While it may sound cynical at first, a big question is whether or not digital rights will ever make it to the negotiation table. The current Canadian Liberal government already has a history of being, at best, ambivalent towards the concept of digital rights. During the contentious Comprehensive Economic and Trade Agreement (CETA) negotiations, the Liberal government seemed to all but support the provisions that cracked down on digital rights. Curiously, at the last second, the government swerved away from the concrete pillar and chose not to implement the copyright provisions found in the agreement. While this doesn’t prevent the laws from wafting into the Canadian lawbooks, the move does, at least, delay their implementation.

For its part, Mexico currently has the longest copyright term in the world. Given the Trump administrations war on the Mexican government including building a wall, it would be understandable if the government has much bigger concerns to worry about during these re-negotiations.

So, it’s really hard to say if digital rights will ever make it onto the table. It would be nice to be pleasantly surprised, but the situation isn’t very good for the time being.

The Advantage of NAFTA Over Other Trade Agreements

If there is a silver lining anywhere to be found, it is that transparency is better than other trade agreements in the past. Others, such as the Trans-Pacific Partnership (TPP) agreement, CETA, and the Trans-Atlantic Trade and Investment Partnership (TTIP) are held largely in secret. There was no consultation period. The positions of varying countries were held in secret. The negotiating text was held in secrecy. In fact, the only way anyone knew anything at all about these agreements was through leaks thanks to various organizations like Wikileaks, KEIOnline, and Greenpeace.
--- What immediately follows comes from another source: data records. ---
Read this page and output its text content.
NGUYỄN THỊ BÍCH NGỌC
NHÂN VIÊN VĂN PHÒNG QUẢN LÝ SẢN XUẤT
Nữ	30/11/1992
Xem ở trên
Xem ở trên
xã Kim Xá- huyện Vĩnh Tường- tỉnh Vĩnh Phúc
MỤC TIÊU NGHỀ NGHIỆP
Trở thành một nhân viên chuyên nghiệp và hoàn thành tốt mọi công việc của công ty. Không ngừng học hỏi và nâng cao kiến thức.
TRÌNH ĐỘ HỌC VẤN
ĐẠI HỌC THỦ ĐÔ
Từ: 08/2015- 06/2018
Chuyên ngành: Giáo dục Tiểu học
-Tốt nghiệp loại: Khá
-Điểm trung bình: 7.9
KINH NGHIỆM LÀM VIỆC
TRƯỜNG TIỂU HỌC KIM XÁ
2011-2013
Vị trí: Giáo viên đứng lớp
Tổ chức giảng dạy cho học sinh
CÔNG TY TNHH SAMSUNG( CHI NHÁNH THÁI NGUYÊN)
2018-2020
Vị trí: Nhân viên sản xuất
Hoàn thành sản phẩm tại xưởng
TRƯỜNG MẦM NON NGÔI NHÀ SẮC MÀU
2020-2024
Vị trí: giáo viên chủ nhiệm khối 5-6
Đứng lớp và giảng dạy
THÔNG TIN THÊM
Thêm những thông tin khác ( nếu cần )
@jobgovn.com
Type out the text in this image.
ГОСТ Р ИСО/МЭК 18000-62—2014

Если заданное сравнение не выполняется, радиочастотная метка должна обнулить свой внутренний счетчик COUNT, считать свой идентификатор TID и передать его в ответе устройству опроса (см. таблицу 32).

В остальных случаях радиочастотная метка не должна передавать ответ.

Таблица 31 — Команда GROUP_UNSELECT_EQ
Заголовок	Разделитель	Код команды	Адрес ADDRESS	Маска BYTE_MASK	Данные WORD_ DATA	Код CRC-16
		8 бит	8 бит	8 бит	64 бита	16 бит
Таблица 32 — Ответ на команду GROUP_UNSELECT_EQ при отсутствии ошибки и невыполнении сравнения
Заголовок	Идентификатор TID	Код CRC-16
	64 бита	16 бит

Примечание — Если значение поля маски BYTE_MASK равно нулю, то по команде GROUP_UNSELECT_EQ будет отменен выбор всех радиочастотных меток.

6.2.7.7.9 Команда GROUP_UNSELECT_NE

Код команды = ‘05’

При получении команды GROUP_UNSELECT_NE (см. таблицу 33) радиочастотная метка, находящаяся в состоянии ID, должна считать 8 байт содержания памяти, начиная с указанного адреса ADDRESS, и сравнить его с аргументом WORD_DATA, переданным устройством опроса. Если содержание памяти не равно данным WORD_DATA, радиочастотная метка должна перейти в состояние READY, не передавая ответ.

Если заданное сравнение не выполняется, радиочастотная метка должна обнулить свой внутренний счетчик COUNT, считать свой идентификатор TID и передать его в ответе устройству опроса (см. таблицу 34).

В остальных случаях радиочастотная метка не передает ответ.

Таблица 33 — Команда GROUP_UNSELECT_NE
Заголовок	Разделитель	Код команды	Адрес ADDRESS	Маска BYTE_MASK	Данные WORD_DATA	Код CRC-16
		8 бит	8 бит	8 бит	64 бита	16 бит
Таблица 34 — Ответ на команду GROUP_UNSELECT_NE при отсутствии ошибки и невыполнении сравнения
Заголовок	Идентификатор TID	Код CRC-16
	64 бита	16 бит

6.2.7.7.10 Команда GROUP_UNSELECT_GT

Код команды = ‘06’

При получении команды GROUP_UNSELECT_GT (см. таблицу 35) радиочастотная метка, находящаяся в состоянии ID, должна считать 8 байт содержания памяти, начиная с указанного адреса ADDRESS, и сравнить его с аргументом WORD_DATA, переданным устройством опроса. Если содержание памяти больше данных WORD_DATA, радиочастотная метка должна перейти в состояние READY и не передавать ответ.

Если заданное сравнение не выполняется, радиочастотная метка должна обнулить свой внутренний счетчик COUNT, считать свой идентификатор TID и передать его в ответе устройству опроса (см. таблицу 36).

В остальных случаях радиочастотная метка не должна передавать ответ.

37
In this agreement, you can see the positions of the multi-national corporations and their respective organizations. Consumer rights organizations can participate in the negotiation process. It’s plain as day when the government ignore the advocacy groups in favour of corporate interests. In addition, you can see it plain as day who the governments represent in the end.

NAFTA’s Next Steps

So, the question is, what’s next for NAFTA? If this recent Reuters article is anything to go by, it appears that the messy business of negotiation is the next step. Whether or not this will be transparent or held in secrecy is anyone’s guess at this point.

Right now, we have Trump who is all but declared war on civil rights and two other countries that we don’t even know if they have a position on digital rights. One possibility to keep in mind here is that if the worst copyright laws dreamed up make their way into NAFTA, it’s entirely possible that the implementation of those laws will get skipped. We’ve seen it before with CETA, so unless it is part of any new NAFTA implementation bill, that would be reason to fear that it’s almost all but over.

Another possibility is that NAFTA re-negotiations will break apart. After all, Trump has already threatened to teat up NAFTA in the first place, so if negotiations break apart, so to do the bad laws that could wind up being in there. Given the chaos that is the Trump administration, what happens next is anyone’s guess.